Просто удивительно, что Метличка не заметила его утром!

Может быть, ей показалось, что новое озеро красивее прежнего. А может, так оно и было.

IV

Она боялась только, что окажется одна на этом озере и на будущий год для ее детей не найдется товарищей и подружек. Но когда ветер немножко утих, над водой стали появляться метлички. Одна за другой вылетали они из-за кустов, из-за деревьев, и сразу сбивались в стайку, и кружились, кружились над прозрачными волнами, как необыкновенная теплая метель.

Метличка неожиданно почувствовала, что у нее прибавилось сил.
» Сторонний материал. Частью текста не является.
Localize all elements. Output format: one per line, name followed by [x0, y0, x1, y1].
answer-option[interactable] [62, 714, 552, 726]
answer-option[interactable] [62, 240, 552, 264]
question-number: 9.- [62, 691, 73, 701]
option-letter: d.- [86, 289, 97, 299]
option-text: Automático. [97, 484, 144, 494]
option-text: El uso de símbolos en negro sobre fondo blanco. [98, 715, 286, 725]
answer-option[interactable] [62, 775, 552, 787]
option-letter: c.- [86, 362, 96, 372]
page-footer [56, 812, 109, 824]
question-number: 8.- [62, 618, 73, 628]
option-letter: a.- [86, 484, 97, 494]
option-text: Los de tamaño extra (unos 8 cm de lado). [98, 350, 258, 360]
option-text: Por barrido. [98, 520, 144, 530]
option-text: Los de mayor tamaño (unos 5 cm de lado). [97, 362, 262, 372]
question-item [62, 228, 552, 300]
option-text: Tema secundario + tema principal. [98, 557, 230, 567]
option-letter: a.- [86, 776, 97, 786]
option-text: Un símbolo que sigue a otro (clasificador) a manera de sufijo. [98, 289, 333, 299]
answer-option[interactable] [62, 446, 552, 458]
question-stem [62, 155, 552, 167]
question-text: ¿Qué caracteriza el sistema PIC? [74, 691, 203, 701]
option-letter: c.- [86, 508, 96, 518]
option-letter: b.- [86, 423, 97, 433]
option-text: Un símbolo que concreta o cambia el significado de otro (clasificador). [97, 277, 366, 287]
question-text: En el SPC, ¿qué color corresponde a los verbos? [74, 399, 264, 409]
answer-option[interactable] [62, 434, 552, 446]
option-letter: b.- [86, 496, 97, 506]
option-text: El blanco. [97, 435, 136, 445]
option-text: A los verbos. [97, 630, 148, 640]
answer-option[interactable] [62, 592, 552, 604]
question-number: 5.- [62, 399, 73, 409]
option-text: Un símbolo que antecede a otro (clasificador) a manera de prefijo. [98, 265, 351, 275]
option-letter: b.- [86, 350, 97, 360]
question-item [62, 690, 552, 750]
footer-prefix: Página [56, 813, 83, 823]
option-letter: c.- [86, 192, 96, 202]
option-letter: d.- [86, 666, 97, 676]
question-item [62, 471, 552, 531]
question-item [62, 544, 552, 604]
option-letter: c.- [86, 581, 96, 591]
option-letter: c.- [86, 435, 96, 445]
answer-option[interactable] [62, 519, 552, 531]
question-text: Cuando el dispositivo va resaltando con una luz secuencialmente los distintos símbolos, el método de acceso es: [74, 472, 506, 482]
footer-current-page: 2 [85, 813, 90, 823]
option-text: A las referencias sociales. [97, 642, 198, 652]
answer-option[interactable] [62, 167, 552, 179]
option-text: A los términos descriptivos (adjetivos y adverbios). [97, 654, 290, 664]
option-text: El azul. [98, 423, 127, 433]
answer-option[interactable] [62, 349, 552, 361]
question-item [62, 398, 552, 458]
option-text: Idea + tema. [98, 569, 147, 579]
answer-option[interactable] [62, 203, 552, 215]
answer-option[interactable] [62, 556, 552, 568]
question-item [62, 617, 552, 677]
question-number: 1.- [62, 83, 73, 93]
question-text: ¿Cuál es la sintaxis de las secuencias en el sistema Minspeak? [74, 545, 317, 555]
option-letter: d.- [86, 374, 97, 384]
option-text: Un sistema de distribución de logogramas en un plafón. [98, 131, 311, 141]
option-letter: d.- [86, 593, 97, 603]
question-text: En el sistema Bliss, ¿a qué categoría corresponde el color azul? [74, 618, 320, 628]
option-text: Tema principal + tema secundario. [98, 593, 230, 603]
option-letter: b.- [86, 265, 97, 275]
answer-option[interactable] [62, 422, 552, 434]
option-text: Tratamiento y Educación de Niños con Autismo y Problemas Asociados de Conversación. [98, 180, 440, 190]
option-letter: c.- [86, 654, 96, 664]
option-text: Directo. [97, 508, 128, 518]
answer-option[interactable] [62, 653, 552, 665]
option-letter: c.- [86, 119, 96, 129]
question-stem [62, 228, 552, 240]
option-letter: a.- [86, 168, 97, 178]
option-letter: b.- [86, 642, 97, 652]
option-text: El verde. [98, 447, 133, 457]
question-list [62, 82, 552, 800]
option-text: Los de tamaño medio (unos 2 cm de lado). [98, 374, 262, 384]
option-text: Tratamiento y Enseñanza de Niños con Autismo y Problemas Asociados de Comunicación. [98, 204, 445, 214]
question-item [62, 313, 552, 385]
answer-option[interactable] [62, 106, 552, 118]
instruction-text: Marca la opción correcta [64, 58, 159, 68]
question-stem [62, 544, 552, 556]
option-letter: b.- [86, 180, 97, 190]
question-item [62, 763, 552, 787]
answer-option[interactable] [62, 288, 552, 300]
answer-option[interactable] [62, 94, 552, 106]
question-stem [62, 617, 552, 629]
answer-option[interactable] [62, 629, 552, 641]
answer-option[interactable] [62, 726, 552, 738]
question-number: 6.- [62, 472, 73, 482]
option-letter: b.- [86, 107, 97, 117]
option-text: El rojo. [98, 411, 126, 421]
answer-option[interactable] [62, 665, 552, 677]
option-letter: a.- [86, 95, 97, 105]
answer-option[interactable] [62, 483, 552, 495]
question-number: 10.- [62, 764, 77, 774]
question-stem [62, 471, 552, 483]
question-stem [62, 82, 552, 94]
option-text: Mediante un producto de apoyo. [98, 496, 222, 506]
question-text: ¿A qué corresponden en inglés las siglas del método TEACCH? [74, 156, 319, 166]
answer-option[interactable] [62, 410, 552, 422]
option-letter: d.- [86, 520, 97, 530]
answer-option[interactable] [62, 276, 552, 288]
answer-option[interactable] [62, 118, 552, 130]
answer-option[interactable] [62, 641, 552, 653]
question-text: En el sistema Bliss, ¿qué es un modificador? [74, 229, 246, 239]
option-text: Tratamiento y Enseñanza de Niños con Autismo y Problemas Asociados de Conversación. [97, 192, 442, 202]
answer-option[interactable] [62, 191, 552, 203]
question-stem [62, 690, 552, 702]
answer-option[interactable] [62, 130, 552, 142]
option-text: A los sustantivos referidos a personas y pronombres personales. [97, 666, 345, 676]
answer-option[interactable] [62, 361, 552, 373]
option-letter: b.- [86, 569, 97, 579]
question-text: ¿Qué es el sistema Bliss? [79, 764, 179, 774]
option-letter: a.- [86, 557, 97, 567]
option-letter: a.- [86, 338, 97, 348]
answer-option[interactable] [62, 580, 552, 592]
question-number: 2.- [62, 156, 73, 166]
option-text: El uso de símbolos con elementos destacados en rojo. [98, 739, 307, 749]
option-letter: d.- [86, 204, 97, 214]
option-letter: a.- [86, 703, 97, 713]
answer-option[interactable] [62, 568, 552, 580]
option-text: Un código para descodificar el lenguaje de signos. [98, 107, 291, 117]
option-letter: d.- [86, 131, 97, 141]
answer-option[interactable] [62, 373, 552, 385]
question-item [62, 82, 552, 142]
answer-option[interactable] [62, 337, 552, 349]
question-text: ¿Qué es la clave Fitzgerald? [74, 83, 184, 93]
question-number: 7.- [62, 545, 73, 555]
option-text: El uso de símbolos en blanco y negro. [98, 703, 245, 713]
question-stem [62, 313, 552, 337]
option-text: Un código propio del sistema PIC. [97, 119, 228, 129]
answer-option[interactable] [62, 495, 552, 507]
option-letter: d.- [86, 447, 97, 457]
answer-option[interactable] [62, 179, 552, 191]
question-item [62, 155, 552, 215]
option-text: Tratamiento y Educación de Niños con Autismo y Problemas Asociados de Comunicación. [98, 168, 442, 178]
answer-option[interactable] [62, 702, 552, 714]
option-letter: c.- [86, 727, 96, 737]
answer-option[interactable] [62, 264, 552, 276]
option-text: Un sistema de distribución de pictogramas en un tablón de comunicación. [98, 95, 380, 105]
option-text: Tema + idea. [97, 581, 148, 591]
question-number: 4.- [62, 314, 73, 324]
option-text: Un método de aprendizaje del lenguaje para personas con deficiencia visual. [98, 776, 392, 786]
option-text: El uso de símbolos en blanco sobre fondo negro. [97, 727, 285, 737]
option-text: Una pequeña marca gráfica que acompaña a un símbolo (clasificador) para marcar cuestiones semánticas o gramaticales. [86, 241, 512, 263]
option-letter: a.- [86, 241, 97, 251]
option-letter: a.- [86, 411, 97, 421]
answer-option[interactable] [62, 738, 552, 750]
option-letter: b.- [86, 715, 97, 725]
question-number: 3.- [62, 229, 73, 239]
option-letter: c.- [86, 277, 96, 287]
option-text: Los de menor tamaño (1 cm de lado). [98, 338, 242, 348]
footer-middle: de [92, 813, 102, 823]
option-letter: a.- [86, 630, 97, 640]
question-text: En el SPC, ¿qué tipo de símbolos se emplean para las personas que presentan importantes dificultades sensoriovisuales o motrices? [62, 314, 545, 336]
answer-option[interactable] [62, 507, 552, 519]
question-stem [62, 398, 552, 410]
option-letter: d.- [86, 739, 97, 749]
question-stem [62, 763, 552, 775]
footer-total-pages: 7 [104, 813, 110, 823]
Она тоже могла летать над водой и могла кружиться в общем хороводе! И она полетела к подругам. У многих метличек тоже были измяты и поломаны крылышки. Наверно, новые подруги тоже успели попутешествовать… Непременно надо их расспросить — вдруг они видели то, чего не увидела сегодня Метличка?

…Медленно-медленно скатывалось к лесу краснеющее солнце.

Длинный-длинный догорал день.

А над водой все кружился невесомый хоровод, все завивалась теплая метель.

— Метлички играют! — говорили люди и останавливались, чтобы посмотреть на такое чудо.


Что это такое?

Посреди лесного озерца расцвела желтая кувшинка. Высунулся из воды стебелек, будто палочка, и на нем распустился большой круглый цветок.

Издалека его видно — золотой шарик на голубой воде.

Пробега́л по берегу молоденький Ежик. Увидел кувшинку, остановился, понять не может — что это такое? Глаза у Ежика не больно зоркие, а поближе не подойдешь.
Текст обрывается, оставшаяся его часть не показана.